Tuesday, October 25, 2005

Stop the Madness

Really. I mean it. It has to stop. Now.

Wait. Did I mention what I was talking about? No? Okay. I'll say it. Gaucho pants. Yes. Gaucho pants. Now, I don't care that they're trendy and were on all the catwalks in Milan last year. I don't care that perfectly reputable stores and brands are marketing these frankenstein creations. I don't care that you think they look kicky with boots. They don't. They're abominations.

I'll come clean. I did have a pair of gaucho pants. When I was about nine. In third grade. Yes, they were denim. I begged and begged for them, and damn, I thought I was the shit in them. And I wore them for a year, and then they went out of fashion. Thank god. But I was...you know...nine.

I see perfectly respectable women in my building wearing gaucho suits. Trotting along in their pointy toe pumps (a rant for another time, because GOD they look uncomfortable, not to mention making someone with a size ten shoe size look like Sideshow Bob), and their...gaucho suits. I spotted a pair on The Apprentice last week, and no, it wasn't the fashion forward Alla who was wearing them.

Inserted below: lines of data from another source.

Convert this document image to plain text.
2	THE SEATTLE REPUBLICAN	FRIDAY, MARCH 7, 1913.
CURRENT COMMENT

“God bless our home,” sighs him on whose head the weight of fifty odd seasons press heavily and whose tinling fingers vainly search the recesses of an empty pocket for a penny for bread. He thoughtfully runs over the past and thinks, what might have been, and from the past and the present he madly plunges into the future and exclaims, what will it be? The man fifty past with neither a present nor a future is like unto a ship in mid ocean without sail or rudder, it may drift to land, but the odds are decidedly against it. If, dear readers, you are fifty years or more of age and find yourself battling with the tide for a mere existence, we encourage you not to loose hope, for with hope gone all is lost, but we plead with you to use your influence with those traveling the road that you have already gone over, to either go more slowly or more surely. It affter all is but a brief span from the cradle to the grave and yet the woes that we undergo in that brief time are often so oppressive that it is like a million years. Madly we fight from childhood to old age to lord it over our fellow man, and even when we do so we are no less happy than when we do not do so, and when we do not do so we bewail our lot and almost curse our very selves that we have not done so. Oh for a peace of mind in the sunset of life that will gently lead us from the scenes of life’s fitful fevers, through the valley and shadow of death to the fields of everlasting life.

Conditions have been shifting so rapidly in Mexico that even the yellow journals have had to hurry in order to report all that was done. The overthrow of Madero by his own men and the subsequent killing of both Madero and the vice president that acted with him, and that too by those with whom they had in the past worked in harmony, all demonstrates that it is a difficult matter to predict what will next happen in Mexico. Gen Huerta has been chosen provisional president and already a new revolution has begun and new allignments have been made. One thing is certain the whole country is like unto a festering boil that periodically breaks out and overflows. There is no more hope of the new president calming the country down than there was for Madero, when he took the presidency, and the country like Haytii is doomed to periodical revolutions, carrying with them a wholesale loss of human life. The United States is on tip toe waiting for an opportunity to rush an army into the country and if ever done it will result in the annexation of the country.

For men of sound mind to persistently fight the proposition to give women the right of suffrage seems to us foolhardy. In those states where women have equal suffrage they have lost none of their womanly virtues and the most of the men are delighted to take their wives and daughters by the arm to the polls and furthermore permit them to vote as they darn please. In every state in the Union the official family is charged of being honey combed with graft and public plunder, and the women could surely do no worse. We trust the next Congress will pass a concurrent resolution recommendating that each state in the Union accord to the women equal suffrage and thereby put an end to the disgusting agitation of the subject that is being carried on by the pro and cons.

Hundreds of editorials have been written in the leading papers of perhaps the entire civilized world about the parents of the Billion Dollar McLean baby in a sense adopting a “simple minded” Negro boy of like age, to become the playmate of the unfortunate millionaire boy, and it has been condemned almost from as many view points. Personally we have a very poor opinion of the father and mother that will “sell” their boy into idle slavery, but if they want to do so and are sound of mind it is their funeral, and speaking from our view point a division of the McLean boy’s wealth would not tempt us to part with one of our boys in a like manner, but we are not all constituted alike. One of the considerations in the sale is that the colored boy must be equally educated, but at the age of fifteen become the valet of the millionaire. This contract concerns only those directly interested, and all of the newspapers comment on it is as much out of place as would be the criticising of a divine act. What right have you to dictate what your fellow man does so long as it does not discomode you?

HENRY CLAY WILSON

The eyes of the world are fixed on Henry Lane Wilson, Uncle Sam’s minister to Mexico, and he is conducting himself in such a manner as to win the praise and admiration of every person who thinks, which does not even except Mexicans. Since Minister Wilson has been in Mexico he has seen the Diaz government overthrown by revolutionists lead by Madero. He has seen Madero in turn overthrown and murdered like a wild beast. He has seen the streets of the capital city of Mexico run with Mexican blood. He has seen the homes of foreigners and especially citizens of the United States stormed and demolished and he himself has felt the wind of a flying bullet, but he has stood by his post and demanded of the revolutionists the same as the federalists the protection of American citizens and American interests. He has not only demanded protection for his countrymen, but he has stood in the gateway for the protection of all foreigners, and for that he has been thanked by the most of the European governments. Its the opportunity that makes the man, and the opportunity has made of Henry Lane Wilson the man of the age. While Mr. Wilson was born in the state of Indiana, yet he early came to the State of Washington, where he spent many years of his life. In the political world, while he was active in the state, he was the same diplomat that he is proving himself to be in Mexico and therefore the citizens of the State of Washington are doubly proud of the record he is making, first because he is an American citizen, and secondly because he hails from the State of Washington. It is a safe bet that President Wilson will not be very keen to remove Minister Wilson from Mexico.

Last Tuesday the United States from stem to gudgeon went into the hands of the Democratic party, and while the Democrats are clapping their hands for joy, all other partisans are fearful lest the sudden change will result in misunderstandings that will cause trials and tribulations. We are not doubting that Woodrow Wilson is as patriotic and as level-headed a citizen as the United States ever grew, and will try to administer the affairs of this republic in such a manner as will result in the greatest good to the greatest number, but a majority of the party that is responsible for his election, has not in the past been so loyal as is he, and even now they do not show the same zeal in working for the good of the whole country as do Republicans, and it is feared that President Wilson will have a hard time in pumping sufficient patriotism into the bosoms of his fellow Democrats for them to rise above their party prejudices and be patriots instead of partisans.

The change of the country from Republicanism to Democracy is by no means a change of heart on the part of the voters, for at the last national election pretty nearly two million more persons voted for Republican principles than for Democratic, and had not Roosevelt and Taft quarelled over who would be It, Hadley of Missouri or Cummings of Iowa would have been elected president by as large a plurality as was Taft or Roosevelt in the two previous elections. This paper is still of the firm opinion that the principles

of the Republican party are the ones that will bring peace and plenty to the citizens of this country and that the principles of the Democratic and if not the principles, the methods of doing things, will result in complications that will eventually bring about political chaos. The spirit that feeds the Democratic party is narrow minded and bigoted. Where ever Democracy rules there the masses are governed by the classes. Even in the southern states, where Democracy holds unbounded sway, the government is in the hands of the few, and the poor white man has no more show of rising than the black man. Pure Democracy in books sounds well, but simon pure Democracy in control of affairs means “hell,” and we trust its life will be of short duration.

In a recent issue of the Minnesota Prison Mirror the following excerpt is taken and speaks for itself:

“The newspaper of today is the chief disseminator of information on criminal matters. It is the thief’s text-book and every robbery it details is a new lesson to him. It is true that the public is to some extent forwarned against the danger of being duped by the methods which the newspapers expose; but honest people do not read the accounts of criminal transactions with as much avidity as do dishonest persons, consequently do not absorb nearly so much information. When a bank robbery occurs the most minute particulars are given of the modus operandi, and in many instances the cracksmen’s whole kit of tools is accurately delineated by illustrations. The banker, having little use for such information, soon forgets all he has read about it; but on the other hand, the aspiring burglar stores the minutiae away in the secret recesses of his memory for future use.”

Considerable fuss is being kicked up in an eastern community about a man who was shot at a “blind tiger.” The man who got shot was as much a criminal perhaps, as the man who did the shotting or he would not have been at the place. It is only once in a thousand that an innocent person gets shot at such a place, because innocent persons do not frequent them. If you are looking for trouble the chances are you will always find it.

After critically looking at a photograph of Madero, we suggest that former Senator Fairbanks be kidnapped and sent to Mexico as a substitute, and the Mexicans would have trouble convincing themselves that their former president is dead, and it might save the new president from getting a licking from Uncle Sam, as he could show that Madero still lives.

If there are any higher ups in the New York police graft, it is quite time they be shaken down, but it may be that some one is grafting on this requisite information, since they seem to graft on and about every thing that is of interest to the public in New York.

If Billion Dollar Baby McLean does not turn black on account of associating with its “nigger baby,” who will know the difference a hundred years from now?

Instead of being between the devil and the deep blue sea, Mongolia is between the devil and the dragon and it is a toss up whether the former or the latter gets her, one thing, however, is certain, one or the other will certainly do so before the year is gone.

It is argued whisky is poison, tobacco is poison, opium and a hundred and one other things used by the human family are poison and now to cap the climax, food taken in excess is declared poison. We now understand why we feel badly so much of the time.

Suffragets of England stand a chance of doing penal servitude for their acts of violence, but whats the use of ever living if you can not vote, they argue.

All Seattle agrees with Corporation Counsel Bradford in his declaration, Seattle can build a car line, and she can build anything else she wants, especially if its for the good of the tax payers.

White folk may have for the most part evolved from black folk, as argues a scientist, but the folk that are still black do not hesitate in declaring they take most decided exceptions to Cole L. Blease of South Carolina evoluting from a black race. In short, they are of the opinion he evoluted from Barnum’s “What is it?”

I want to go to these women and ask, "Oh my god, did the dry cleaners shrink your pants?" Because that's what it looks like. And I'm honestly not sure which kind are worse: the ones that pretend that they're pants that, oops! accidentally got cut off at the knee, or the ones that are flowy and try to pretend that they're also skirts. I will say this, they all look bad on everybody. I realize that seventies fashions are back in, but really, this is one trend that could have gone unrevived, and I would have died a happy woman.

I mean, seriously. Capris I can deal with, but what's next? Jodhupurs?